Dezassete chefes de Estado e de governo devem discutir soluções para uma série de crises globais na ilha hindu do país que tem a maior população muçulmana do mundo.

O Presidente russo, Vladimir Putin, não estará na cimeira e será representado pelo seu ministro dos Negócios Estrangeiros, tal como o Brasil e o México.

Bali prepara-se há meses para acolher as 20 delegações nacionais, bem como outros altos funcionários da ONU, para garantir condições de segurança 20 anos após um ataque terrorista que matou mais de 200 pessoas na ilha.

"Inspecionei todos os detalhes (...). Verificámos tudo e quero anunciar que estamos prontos para receber os nossos convidados para o G20", disse esta semana o Presidente indonésio, Joko Widodo.

Para o único país do Sudeste Asiático do G20, a chegada de milhares de participantes é também um estímulo para um setor turístico afetado por dois anos da pandemia de covid-19.

Segue-se uma lista das principais preocupações e medidas de segurança, com base em informação recolhida pela agência francesa AFP:

A operação de segurança "Puri Agung" planeia destacar 18.000 militares e polícias na área de Nusa Dua, no sul da ilha.

Os chefes de Estado e de governo estarão reunidos em 20 hotéis, incluindo o Apurva Kempinsky, que acolherá a cimeira, num perímetro colocado sob proteção militar, enquanto a polícia é responsável pela segurança no exterior.

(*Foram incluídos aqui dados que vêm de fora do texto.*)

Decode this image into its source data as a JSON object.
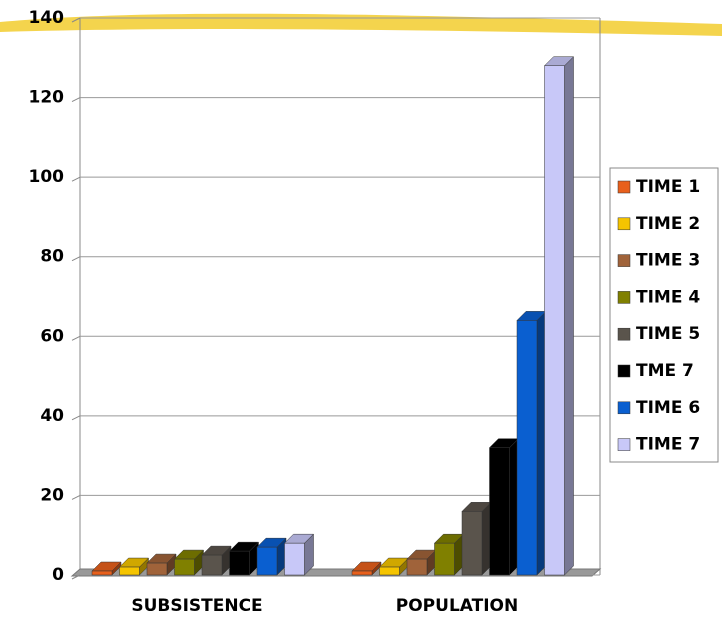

Doze embarcações navais, 13 helicópteros e quatro caças - F16s e Sukhoi - um avião de reconhecimento Boeing, bem como dois aviões de carga Hercules, incluindo um para evacuações médicas, foram destacados para o local.

As autoridades instalaram tecnologia de reconhecimento facial, mais de 1.700 câmaras de vigilância e centenas de câmaras para peões transportadas por agentes da polícia.

Os indonésios coordenaram com oficiais de segurança chineses e norte-americanos, entre outros, e afirmaram estar a cooperar em matéria de inteligência com as delegações.

A ilha de Bali está localizada no Anel de Fogo do Pacífico, onde se encontram placas tectónicas, com um elevado risco de terramotos e erupções vulcânicas.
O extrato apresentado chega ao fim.